We are committed to the dignified return of Kashmiri Pandits: Mehbooba Mufti
Delivering a long speech in the state legislative assembly, Mufti said said aligning with the BJP for government formation in the state by her father was not a bigger decision than the one taken by late Sheikh Muhammad Abdullah who chose to support accession to India in 1947
Jammu and Kashmir Chief Minister Mehbooba Mufti Saturday said the government is committed to the dignified return of Kashmiri Pandits. Mufti was replying to criticism on setting up exclusive colonies for migrant Kashmiri Pandits in the Valley.
"For this, we are setting up transit accommodation which would be a composite facility and not an exclusive one. For this, places would be identified. Fifty percent of this accommodation would be given to Kashmiri Pandits, while the rest would be provided to people belonging to other communities," the CM said.
"If the political workers who have shifted from villages to Srinagar city are not ready to go back to their native places, how can you expect Kashmiri Pandits to go back to their native place at this point of time?" she added
Mufti said that once the situation is conducive, only then the Kashmiri Pandit can go back to their native places.
The CM said aligning with the BJP for government formation in the state by her father was not a bigger decision than the one taken by late Sheikh Muhammad Abdullah who chose to support accession to India in 1947.
Delivering a long speech in the state legislative assembly, Mufti said this in reply to the criticism levelled against her government and the Peoples Democratic Party (PDP) by the National Conference (NC) working president and former chief minister Omar Abdullah.
Mufti and her late father, Mufti Muhammad Sayeed, have come under constant criticism from the NC for what it calls "aligning with the right-wing Hindu party for government formation in the state."
Mufti said: "Aligning with the BJP for government formation was not a bigger decision than the one taken by the tallest leader of Jammu and Kashmir, Sheikh Muhammad Abdullah, who supported accession of the only Muslim majority state with India in 1947."
On the alleged setting up of a Sainik (Ex-servicemen) colony in the Valley, the chief minister said: "The state government has no plans to set up a Sainik colony for non-state subject ex-servicemen. The Sainik Board came into being in 1965 and in 1975 a Sainik colony was inaugurated in Jammu city by then chief minister, Sheikh Muhammad Abdullah.

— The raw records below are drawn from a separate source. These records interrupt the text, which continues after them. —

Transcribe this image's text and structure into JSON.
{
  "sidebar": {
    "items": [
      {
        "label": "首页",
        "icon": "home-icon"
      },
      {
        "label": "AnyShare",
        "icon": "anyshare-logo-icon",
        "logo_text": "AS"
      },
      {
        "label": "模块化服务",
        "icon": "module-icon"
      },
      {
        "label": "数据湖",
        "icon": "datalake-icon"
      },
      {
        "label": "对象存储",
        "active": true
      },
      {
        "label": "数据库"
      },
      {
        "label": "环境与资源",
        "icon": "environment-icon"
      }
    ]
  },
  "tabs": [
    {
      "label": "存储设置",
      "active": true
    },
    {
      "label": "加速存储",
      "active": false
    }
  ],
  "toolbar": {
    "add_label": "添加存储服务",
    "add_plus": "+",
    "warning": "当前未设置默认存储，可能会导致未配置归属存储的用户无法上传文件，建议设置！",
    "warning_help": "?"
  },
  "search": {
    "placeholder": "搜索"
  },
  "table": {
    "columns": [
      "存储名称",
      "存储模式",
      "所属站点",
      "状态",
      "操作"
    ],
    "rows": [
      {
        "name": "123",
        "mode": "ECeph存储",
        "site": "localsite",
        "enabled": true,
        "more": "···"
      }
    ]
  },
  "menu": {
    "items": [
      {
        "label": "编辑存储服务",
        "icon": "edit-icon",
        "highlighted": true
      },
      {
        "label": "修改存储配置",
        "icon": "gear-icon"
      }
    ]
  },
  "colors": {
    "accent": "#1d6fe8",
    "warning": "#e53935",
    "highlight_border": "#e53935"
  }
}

"In the recent past, many meetings of the Sainik Board were conducted following requests that one such colony should be established in the Valley," she said. "But, up to this moment, no land, whatsoever, has been identified for this purpose. This issue is being exploited by some people for their own interests."
At this point, Omar Abdullah interrupted the chief minister's speech and said he had never mentioned that the state government was going to allot land to non-state subject ex-servicemen in the Valley.
"All I said was that you come clear on the issue," Omar told her.
There has been growing opposition in the state to allotting land for a Sainik colony, and separatist leaders called for protests against the move earlier this week.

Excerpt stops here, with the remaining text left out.